# Descriptive Statistics with Python

## 1. Measures of Central Tendency
- Mean
- Median
- Mode

In [1]:
import numpy as np
import scipy as sp
import math

In [2]:
# random data points
data = list(np.random.randint(low = 10, high = 100, size = 50))
print(data)

[21, 54, 40, 28, 75, 75, 36, 99, 24, 47, 62, 99, 10, 23, 90, 22, 29, 33, 25, 84, 89, 50, 66, 41, 73, 81, 13, 80, 40, 61, 45, 52, 41, 78, 21, 83, 26, 32, 68, 89, 91, 54, 46, 56, 45, 42, 30, 25, 82, 78]


### Mean

In [3]:
# mean = (sum of all data points)/total number of datapoints

# calculating mean manually
total_sum = sum(data)
n = len(data)
mean = total_sum/n
print("Mean(manually): ", mean)

# calculating mean using numpy 
np_mean = np.mean(data)
print("Mean using numpy: ", np_mean)

# calculating mean using scipy
sp_mean = sp.stats.tmean(data)
print("Mean using scipy: ", sp_mean)

Mean(manually):  53.08
Mean using numpy:  53.08
Mean using scipy:  53.08


### Median

In [4]:
# median = (n/2)th term, if n is odd
# median = [(n/2)th term + ((n/2)+1)th term]/2

# median(manually)
n = len(data)
asc_ord_data = sorted(data)
if n%2 == 0:
    first_term = asc_ord_data[(n//2)-1]
    second_term = asc_ord_data[(n//2)]
    median = (first_term+second_term)/2
    print("Median(manually): ", median)
else:
    median = data[n//2]
    print("Median(manually): ", median)

# median using numpy 
np_median = np.median(data)
print("Median using numpy: ", np_median)

# median using scipy
sp_median = sp.ndimage.median(data)
print("Median using scipy: ", sp_median)

Median(manually):  48.5
Median using numpy:  48.5
Median using scipy:  48.5


### Mode

In [5]:
# mode = most frequent data point or element in dataset

# mode(manually)
frequency_count = {}
for data_point in data:
    if data_point in frequency_count:
        frequency_count[data_point] += 1
    else:
        frequency_count[data_point] = 1
mode = max(frequency_count, key = frequency_count.get)
print("Mode(manually): ", mode)

# mode using scipy
mode = sp.stats.mode(data)
print("Mode using scipy: ", mode.mode)

Mode(manually):  21
Mode using scipy:  21


### Emperical Relation between mean, median and mode
<center><strong><h3>2Mean + Mode = 3Median</h3></strong></center>

## 2. Measures of Dispersion
- Range
- Variance
- Standard Deviation
- Mean Deviation
- Quartiles
- Percentiles

### Range

In [6]:
# range of data
R = max(data) - min(data)
print("Range of data is: ", R)

Range of data is:  89


### Variance

In [7]:
# varaince = (sum of square of difference of data points from center point(mean))/n

# Variance(manually)
n = len(data)
total_sum = sum(data)
mean = total_sum/n

sqr_sum = sum(list((xi-mean)**2 for xi in data))
variance = sqr_sum/n
print("Variance(manually): ", variance)                       # without bessel's correction

# variance using numpy
variance = np.var(data)
print("Variance using numpy: ", variance)                     # without bessel's correction

# variance using scipy
variance = sp.ndimage.variance(np.array(data))
print("Variance using scipy: ", variance)

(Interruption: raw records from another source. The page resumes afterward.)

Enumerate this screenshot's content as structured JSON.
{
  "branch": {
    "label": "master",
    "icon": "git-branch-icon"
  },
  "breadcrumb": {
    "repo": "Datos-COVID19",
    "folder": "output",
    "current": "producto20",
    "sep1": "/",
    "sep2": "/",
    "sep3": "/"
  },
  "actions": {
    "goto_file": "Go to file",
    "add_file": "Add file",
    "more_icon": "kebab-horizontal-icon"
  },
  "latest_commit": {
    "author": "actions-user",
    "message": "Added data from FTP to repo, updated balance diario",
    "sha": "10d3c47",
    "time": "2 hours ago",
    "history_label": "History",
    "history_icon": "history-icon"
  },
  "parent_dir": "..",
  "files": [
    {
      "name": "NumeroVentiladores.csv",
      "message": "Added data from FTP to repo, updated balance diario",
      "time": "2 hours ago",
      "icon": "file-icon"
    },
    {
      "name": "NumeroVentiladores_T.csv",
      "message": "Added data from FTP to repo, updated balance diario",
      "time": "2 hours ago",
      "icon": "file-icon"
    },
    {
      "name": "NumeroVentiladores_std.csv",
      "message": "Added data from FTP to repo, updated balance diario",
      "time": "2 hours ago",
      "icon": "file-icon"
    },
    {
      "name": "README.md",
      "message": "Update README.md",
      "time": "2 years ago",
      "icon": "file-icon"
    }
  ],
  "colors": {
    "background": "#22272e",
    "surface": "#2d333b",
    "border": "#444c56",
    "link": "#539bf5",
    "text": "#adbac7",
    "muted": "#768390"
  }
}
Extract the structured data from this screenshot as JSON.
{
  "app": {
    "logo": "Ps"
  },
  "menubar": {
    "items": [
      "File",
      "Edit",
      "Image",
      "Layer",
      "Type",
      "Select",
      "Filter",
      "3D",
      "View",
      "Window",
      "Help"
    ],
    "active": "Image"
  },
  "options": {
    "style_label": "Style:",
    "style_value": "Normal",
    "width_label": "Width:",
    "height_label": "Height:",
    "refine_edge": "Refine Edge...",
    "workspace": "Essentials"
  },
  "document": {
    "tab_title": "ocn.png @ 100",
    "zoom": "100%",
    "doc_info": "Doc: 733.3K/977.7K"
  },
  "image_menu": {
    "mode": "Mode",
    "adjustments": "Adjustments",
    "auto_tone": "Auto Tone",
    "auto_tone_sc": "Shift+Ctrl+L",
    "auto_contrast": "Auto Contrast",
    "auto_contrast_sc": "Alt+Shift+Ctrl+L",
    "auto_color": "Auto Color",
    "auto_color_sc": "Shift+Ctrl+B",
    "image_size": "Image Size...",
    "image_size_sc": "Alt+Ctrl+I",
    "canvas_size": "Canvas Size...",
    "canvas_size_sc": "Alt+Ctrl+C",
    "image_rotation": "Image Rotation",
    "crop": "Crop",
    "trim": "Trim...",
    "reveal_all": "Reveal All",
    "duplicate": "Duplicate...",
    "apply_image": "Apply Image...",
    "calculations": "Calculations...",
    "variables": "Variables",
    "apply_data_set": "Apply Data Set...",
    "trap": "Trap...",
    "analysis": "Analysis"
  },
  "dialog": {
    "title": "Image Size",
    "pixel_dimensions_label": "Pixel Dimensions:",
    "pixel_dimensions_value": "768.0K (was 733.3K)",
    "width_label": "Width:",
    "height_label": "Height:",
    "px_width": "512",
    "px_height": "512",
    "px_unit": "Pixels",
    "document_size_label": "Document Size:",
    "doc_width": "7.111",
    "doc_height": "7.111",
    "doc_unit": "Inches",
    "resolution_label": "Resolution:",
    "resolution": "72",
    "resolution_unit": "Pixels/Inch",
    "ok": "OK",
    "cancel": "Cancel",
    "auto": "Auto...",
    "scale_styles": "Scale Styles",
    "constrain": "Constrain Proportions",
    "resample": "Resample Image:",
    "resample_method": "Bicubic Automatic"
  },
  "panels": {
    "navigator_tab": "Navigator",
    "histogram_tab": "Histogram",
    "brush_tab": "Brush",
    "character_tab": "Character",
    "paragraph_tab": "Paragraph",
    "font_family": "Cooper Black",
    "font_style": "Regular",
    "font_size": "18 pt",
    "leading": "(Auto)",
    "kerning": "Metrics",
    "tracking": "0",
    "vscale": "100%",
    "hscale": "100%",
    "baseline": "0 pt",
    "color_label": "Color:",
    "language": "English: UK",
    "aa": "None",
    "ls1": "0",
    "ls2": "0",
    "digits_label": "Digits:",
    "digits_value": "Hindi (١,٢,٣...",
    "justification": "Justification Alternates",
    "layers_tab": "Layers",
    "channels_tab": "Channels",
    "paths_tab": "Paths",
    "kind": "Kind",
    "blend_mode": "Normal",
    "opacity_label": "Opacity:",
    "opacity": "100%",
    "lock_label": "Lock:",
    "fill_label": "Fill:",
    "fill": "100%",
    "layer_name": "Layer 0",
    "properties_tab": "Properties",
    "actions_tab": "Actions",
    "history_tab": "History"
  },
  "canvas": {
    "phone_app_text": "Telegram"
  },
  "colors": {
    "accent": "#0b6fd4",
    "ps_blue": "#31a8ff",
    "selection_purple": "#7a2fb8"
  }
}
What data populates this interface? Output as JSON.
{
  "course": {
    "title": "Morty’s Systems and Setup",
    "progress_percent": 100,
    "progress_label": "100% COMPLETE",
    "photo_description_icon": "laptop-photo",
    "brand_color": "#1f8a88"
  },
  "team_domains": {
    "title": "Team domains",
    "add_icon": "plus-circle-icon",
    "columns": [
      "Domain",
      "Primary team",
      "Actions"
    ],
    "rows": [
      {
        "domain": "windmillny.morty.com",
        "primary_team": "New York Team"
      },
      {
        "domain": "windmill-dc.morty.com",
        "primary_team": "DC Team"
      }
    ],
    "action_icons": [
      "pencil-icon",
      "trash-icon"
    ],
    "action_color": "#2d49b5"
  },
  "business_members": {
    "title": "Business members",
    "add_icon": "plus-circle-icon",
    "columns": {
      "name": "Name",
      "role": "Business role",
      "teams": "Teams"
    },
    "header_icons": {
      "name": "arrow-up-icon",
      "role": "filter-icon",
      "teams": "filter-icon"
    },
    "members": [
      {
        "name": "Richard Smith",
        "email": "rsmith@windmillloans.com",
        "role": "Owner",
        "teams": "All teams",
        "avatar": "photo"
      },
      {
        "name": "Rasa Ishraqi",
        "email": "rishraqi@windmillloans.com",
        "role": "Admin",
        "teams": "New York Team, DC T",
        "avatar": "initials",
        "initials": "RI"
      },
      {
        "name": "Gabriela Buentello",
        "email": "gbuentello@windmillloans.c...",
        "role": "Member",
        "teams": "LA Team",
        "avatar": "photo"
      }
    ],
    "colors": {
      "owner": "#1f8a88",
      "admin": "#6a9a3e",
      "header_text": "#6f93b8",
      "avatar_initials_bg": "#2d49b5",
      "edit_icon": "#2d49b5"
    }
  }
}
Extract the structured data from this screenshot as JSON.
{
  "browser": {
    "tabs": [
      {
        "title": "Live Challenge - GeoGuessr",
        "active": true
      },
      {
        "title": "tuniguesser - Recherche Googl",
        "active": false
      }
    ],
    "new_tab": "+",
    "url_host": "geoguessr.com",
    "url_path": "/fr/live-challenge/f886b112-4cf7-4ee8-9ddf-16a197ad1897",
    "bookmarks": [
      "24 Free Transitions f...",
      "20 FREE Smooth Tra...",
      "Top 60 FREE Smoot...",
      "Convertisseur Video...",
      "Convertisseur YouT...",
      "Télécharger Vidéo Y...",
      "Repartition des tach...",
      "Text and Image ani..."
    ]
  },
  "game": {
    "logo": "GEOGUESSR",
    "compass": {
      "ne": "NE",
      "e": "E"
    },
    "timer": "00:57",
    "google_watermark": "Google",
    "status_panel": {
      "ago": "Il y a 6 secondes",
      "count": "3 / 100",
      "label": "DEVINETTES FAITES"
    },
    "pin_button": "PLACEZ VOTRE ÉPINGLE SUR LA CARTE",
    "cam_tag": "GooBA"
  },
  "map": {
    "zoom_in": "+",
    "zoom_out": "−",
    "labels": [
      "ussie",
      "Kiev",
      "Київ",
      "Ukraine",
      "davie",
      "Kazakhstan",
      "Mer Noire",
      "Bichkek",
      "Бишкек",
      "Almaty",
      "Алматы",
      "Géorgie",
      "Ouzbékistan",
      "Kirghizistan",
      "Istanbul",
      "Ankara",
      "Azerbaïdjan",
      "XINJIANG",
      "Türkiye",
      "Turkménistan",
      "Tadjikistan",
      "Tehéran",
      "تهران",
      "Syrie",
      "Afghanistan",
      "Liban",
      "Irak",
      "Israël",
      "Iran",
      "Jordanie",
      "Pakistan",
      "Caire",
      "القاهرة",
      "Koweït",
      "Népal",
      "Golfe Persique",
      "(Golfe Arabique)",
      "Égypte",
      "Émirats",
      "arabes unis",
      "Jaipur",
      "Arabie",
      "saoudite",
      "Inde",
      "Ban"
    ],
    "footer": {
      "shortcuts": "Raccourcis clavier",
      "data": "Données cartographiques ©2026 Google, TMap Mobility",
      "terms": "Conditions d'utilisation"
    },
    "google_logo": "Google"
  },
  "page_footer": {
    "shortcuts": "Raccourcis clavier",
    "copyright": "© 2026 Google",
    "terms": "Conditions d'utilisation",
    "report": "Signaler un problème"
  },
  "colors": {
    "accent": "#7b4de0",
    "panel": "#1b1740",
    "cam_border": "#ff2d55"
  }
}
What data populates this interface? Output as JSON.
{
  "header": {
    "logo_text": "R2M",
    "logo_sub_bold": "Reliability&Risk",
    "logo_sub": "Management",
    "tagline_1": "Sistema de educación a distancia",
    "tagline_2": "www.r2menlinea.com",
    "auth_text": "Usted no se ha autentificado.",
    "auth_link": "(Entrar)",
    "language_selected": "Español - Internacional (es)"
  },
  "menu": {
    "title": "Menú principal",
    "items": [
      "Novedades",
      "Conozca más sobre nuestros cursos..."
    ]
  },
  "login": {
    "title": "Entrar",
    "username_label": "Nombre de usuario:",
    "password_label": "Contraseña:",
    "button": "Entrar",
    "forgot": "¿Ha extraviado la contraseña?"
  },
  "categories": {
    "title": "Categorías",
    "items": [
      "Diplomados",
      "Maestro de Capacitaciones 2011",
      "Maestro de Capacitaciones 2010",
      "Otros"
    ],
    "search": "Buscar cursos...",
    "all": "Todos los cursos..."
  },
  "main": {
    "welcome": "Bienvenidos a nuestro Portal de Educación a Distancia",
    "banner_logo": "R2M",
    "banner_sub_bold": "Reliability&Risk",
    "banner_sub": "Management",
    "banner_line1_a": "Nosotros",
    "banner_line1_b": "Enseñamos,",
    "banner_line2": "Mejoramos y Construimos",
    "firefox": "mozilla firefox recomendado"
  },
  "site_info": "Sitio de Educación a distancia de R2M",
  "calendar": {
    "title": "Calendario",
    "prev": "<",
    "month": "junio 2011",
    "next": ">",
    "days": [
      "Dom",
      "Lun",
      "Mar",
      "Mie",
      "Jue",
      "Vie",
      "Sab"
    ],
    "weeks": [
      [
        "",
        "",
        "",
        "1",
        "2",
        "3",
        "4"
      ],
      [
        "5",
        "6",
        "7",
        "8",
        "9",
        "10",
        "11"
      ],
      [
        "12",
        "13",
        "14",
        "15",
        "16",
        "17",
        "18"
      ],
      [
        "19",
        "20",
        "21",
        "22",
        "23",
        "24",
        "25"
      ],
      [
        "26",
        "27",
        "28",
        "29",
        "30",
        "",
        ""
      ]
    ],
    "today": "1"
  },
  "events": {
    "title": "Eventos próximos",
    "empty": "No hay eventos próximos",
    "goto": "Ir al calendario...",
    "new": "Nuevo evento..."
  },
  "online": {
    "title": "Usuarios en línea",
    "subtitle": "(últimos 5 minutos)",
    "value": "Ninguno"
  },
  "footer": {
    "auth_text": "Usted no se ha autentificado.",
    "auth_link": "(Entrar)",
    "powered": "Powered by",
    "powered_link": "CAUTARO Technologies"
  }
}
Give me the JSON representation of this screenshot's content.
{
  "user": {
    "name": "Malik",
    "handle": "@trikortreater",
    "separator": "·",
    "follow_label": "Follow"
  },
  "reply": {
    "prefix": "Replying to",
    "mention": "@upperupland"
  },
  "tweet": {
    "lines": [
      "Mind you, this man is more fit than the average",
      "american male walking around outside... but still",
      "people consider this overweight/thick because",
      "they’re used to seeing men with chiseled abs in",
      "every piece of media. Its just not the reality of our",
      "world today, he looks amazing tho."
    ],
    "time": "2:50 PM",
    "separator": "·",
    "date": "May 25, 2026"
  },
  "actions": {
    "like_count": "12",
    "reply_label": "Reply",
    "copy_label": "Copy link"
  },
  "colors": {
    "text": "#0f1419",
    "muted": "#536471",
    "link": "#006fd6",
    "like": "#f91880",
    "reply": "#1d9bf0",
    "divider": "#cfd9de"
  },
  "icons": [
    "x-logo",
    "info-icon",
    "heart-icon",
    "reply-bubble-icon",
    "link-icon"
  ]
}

Variance(manually):  626.9135999999999
Variance using numpy:  626.9135999999999
Variance using scipy:  626.9135999999999


### Standard Deviation

In [8]:
# standard devaition = square root of variance

# manually
SD = math.sqrt(variance)
print("Standard Deviation(manually): ", SD)

# using numpy
SD = np.std(data)
print("Standard Deviation using numpy: ", SD)

# using scipy
SD = sp.stats.tstd(data, ddof = 0)
print("Standard Deviation using scipy: ", SD)

Standard Deviation(manually):  25.03824274984169
Standard Deviation using numpy:  25.03824274984169
Standard Deviation using scipy:  25.03824274984169


### Mean Deviation

In [9]:
# mean deviation = (sum of absolute difference of center point and data points)/n

# manually
n = len(data)
mean = sum(data)/n
abs_diff = list(map(lambda xi: (xi-mean)*(-1) if (xi-mean)<0 else (xi-mean), data))
MD = sum(abs_diff)/n
print("Mean Deviation(manually): ", MD)

Mean Deviation(manually):  21.846400000000003


### Percentiles

In [10]:
# Percentiles = value of [i*(n+1)/100]th term

# manually
n = len(data)
i = 25
sorted_data = sorted(data)
term = i*(n+1)//100
p25 = sorted_data[term]
print("25th percentile(manually): ", p25)

# using numpy
p25 = np.percentile(data, 25)
print("25th percentile using numpy: ", p25)

# using scipy
p60 = sp.stats.scoreatpercentile(data, 60)
print("60th percentilw using scipy: ", p60)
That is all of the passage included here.